Rom blieb angesichts dieses unvorstellbaren Terrors, der das Menschenfassbare überstieg, nicht untätig, zumal Angora das Zentrum der katholischen Armenier war und die katholischen Armenier gar keine Armenier mehr sein wollten. In Ihrer Mehrheit sprachen sie kein Armenisch und hatten auch mit den Russen keinerlei Verbindung. Dies war jedoch das bis heute vorgebrachte Argument der Türken für die Deportationen des gesamten Volkes. Am 10. September 1915 richtete Papst Benedikt XV. ein persönliches Handschreiben an das osmanische Staatsoberhaupt, Sultan Mehmet V., in dem er sich auch für die katholischen Armenier in Angora einsetzte. Es dauerte ganze sechs Wochen und bedurfte erst einer Intervention des deutschen Botschafters, bis der Apostolische Delegat, Msgr. Angelo Dolci, überhaupt vom Sultan empfangen wurde, um das päpstliche Handschreiben zu übergeben. Nach weiteren vier Wochen traf die Antwort ein, in der Sultan Mehmet V., der auch den Titel Kalif - also religiöses Oberhaupt aller Muslime - führte, versprach, dem Papst bis Weihnachten zumindest die armenischen Katholiken zurückkehren zu lassen. Dies erwies sich jedoch als offene Lüge, denn sie waren bereits tot.
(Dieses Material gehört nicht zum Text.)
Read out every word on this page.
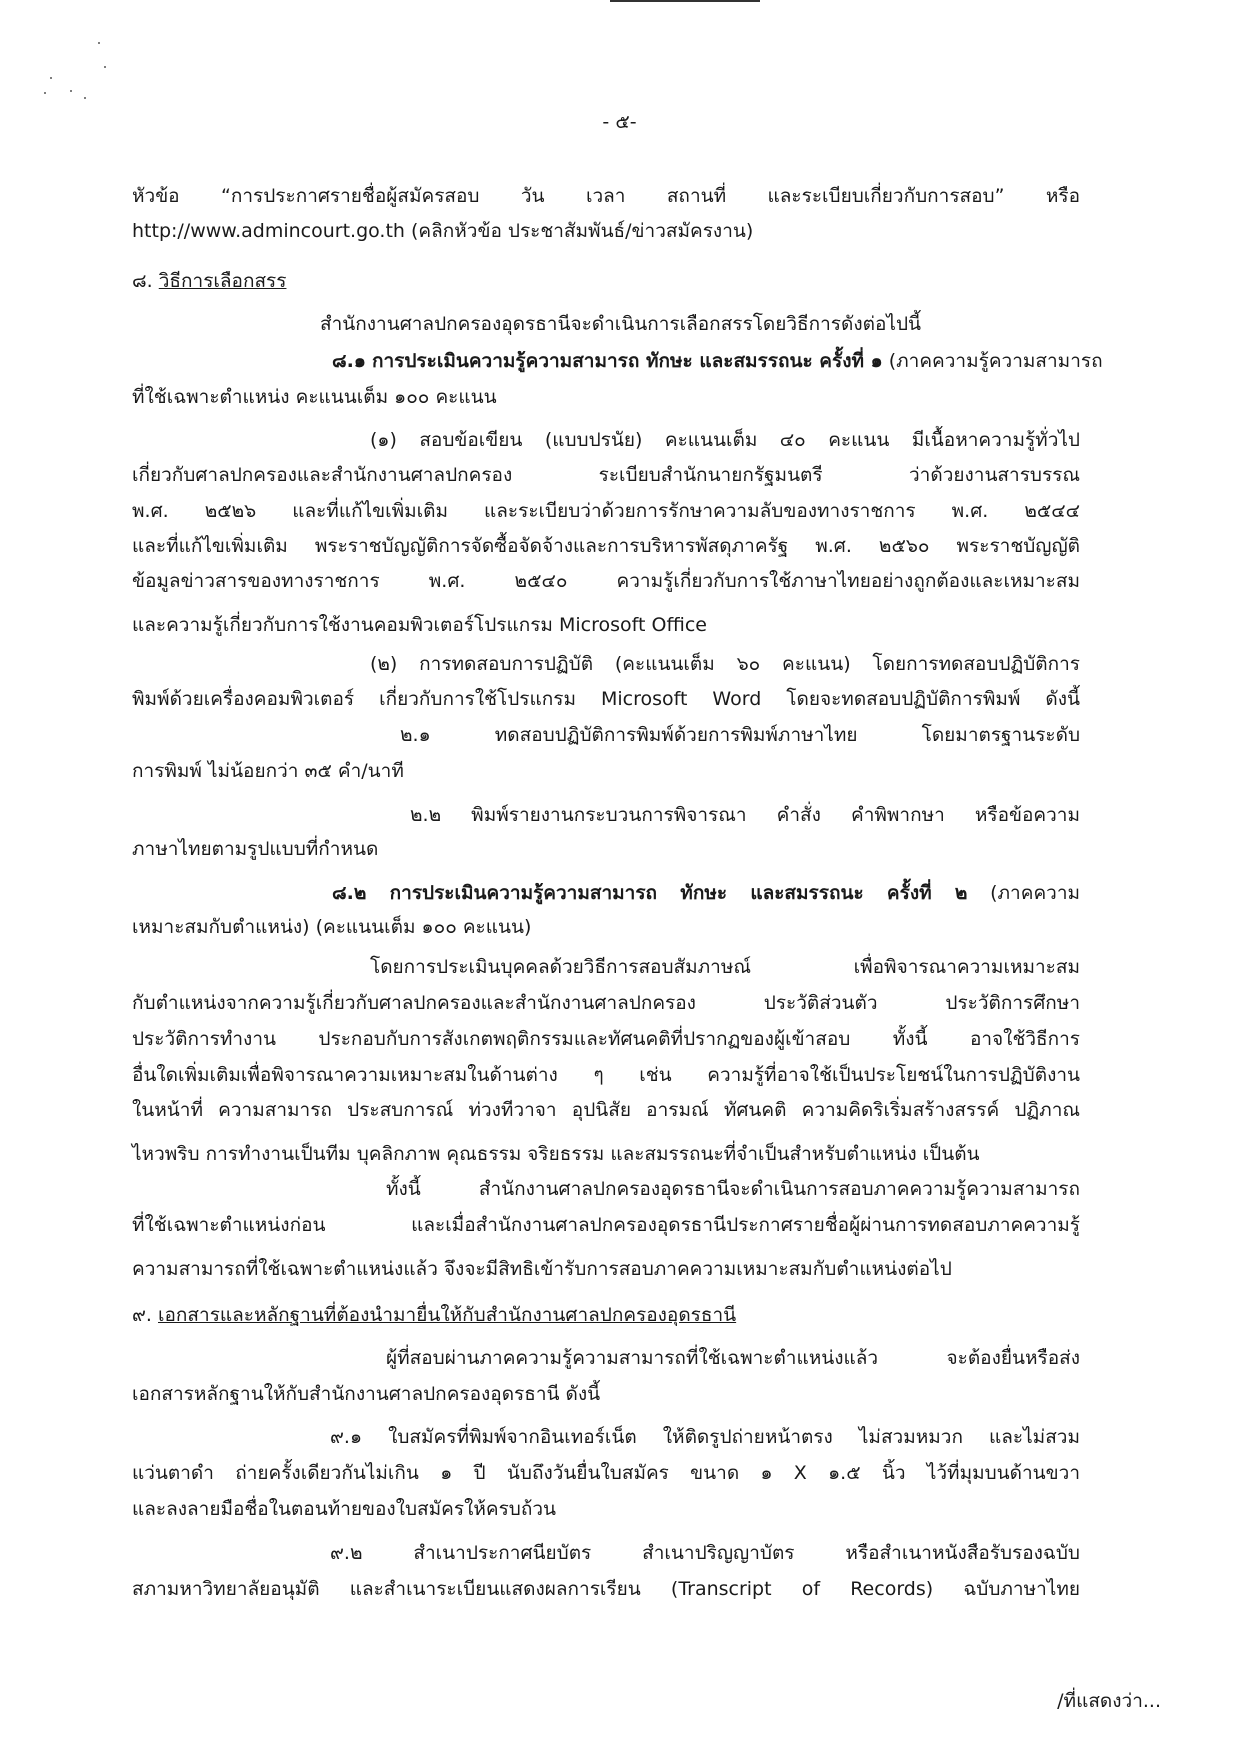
- ๕-

หัวข้อ “การประกาศรายชื่อผู้สมัครสอบ วัน เวลา สถานที่ และระเบียบเกี่ยวกับการสอบ” หรือ

http://www.admincourt.go.th (คลิกหัวข้อ ประชาสัมพันธ์/ข่าวสมัครงาน)

๘. วิธีการเลือกสรร

สำนักงานศาลปกครองอุดรธานีจะดำเนินการเลือกสรรโดยวิธีการดังต่อไปนี้

๘.๑ การประเมินความรู้ความสามารถ ทักษะ และสมรรถนะ ครั้งที่ ๑ (ภาคความรู้ความสามารถ

ที่ใช้เฉพาะตำแหน่ง คะแนนเต็ม ๑๐๐ คะแนน

(๑) สอบข้อเขียน (แบบปรนัย) คะแนนเต็ม ๔๐ คะแนน มีเนื้อหาความรู้ทั่วไป

เกี่ยวกับศาลปกครองและสำนักงานศาลปกครอง ระเบียบสำนักนายกรัฐมนตรี ว่าด้วยงานสารบรรณ

พ.ศ. ๒๕๒๖ และที่แก้ไขเพิ่มเติม และระเบียบว่าด้วยการรักษาความลับของทางราชการ พ.ศ. ๒๕๔๔

และที่แก้ไขเพิ่มเติม พระราชบัญญัติการจัดซื้อจัดจ้างและการบริหารพัสดุภาครัฐ พ.ศ. ๒๕๖๐ พระราชบัญญัติ

ข้อมูลข่าวสารของทางราชการ พ.ศ. ๒๕๔๐ ความรู้เกี่ยวกับการใช้ภาษาไทยอย่างถูกต้องและเหมาะสม

และความรู้เกี่ยวกับการใช้งานคอมพิวเตอร์โปรแกรม Microsoft Office

(๒) การทดสอบการปฏิบัติ (คะแนนเต็ม ๖๐ คะแนน) โดยการทดสอบปฏิบัติการ

พิมพ์ด้วยเครื่องคอมพิวเตอร์ เกี่ยวกับการใช้โปรแกรม Microsoft Word โดยจะทดสอบปฏิบัติการพิมพ์ ดังนี้

๒.๑ ทดสอบปฏิบัติการพิมพ์ด้วยการพิมพ์ภาษาไทย โดยมาตรฐานระดับ

การพิมพ์ ไม่น้อยกว่า ๓๕ คำ/นาที

๒.๒ พิมพ์รายงานกระบวนการพิจารณา คำสั่ง คำพิพากษา หรือข้อความ

ภาษาไทยตามรูปแบบที่กำหนด

๘.๒ การประเมินความรู้ความสามารถ ทักษะ และสมรรถนะ ครั้งที่ ๒ (ภาคความ

เหมาะสมกับตำแหน่ง) (คะแนนเต็ม ๑๐๐ คะแนน)

โดยการประเมินบุคคลด้วยวิธีการสอบสัมภาษณ์ เพื่อพิจารณาความเหมาะสม

กับตำแหน่งจากความรู้เกี่ยวกับศาลปกครองและสำนักงานศาลปกครอง ประวัติส่วนตัว ประวัติการศึกษา

ประวัติการทำงาน ประกอบกับการสังเกตพฤติกรรมและทัศนคติที่ปรากฏของผู้เข้าสอบ ทั้งนี้ อาจใช้วิธีการ

อื่นใดเพิ่มเติมเพื่อพิจารณาความเหมาะสมในด้านต่าง ๆ เช่น ความรู้ที่อาจใช้เป็นประโยชน์ในการปฏิบัติงาน

ในหน้าที่ ความสามารถ ประสบการณ์ ท่วงทีวาจา อุปนิสัย อารมณ์ ทัศนคติ ความคิดริเริ่มสร้างสรรค์ ปฏิภาณ

ไหวพริบ การทำงานเป็นทีม บุคลิกภาพ คุณธรรม จริยธรรม และสมรรถนะที่จำเป็นสำหรับตำแหน่ง เป็นต้น

ทั้งนี้ สำนักงานศาลปกครองอุดรธานีจะดำเนินการสอบภาคความรู้ความสามารถ

ที่ใช้เฉพาะตำแหน่งก่อน และเมื่อสำนักงานศาลปกครองอุดรธานีประกาศรายชื่อผู้ผ่านการทดสอบภาคความรู้

ความสามารถที่ใช้เฉพาะตำแหน่งแล้ว จึงจะมีสิทธิเข้ารับการสอบภาคความเหมาะสมกับตำแหน่งต่อไป

๙. เอกสารและหลักฐานที่ต้องนำมายื่นให้กับสำนักงานศาลปกครองอุดรธานี

ผู้ที่สอบผ่านภาคความรู้ความสามารถที่ใช้เฉพาะตำแหน่งแล้ว จะต้องยื่นหรือส่ง

เอกสารหลักฐานให้กับสำนักงานศาลปกครองอุดรธานี ดังนี้

๙.๑ ใบสมัครที่พิมพ์จากอินเทอร์เน็ต ให้ติดรูปถ่ายหน้าตรง ไม่สวมหมวก และไม่สวม

แว่นตาดำ ถ่ายครั้งเดียวกันไม่เกิน ๑ ปี นับถึงวันยื่นใบสมัคร ขนาด ๑ X ๑.๕ นิ้ว ไว้ที่มุมบนด้านขวา

และลงลายมือชื่อในตอนท้ายของใบสมัครให้ครบถ้วน

๙.๒ สำเนาประกาศนียบัตร สำเนาปริญญาบัตร หรือสำเนาหนังสือรับรองฉบับ

สภามหาวิทยาลัยอนุมัติ และสำเนาระเบียนแสดงผลการเรียน (Transcript of Records) ฉบับภาษาไทย

/ที่แสดงว่า...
Danach bestand für Papst Benedikt XV. kein Zweifel mehr, dass „das unglückliche Volk der Armenier fast vollständig der Vernichtung zugeführt wird" - so sagte er wörtlich in einer Allokution (= offizielle päpstliche Verlautbarung) vor dem Konsistorium am 6. Dezember 1915. Bis zum Ende des Jahres, so musste Nuntius Dolci feststellen, war bereits die „unbeschreibliche Zahl" von rund einer Million gregorianischer Armenier, darunter 48 Bischöfe und 4500 Priester, ermordet worden. Die Katholiken verloren 7 Bischöfe, 140 Priester, 42 Ordensleute und 85.000 Gläubige, 87 % ihrer Gemeinde.

Emmerich David,
ein Helfer der bedrängten Armenier

Zur Jahreswende 1915/1916 waren von den einst 25.000 kath. Armeniern in der Stadt und im Kreis Angora noch 2000, zumeist zwangsislamisierte Frauen und Kinder, verblieben. Der Papst gab trotz des Wortbruches des Oberhauptes aller Muslime diese oft in erbärmlichen Verhältnissen lebenden Menschen, die ihre Priester und Bischöfe verloren hatten, nicht auf. Er ernannte persönlich den Priester Emmerich David, der seit seiner Zeit in Rom enge Kontakte zum Heiligen Stuhl hatte, zum Pfarrer von Angora. Angesichts des Abzuges aller französischen und italienischen Geistlichen aus der Türkei waren die deutschen und österreichischen Priester die einzigen, die noch offiziell im Lande arbeiten durften, allerdings nur als Militärpfarrer. Pfarrer David war seit Beginn des 1. Weltkrieges Militärpfarrer der deutschen Truppen im Osmanischen Reich, außerdem war er auch zuständig für die Betreuung des deutschen Zivilpersonals bei der Bagdadbahn, mit Sitz in Eski Schehir, in der Nähe von

Konstantinopel. Mit Beginn des Jahres 1916 wurde er unter Beibehaltung seiner Affektation nach Angora versetzt, obwohl dort kaum deutsche Soldaten und noch weniger deutsche Techniker tätig waren, denn die Bahn nach Angora war schon lange fertig. Dennoch begann Pfr. David sehr beherzt mit seiner schwierigen Mission. Als erstes widmete er sich den vielen verwaisten armenischen Kindern in Angora. Gleich in den ersten Tagen soll Pfr. David bereits 3-4 armenische Waisen um sich gesammelt haben.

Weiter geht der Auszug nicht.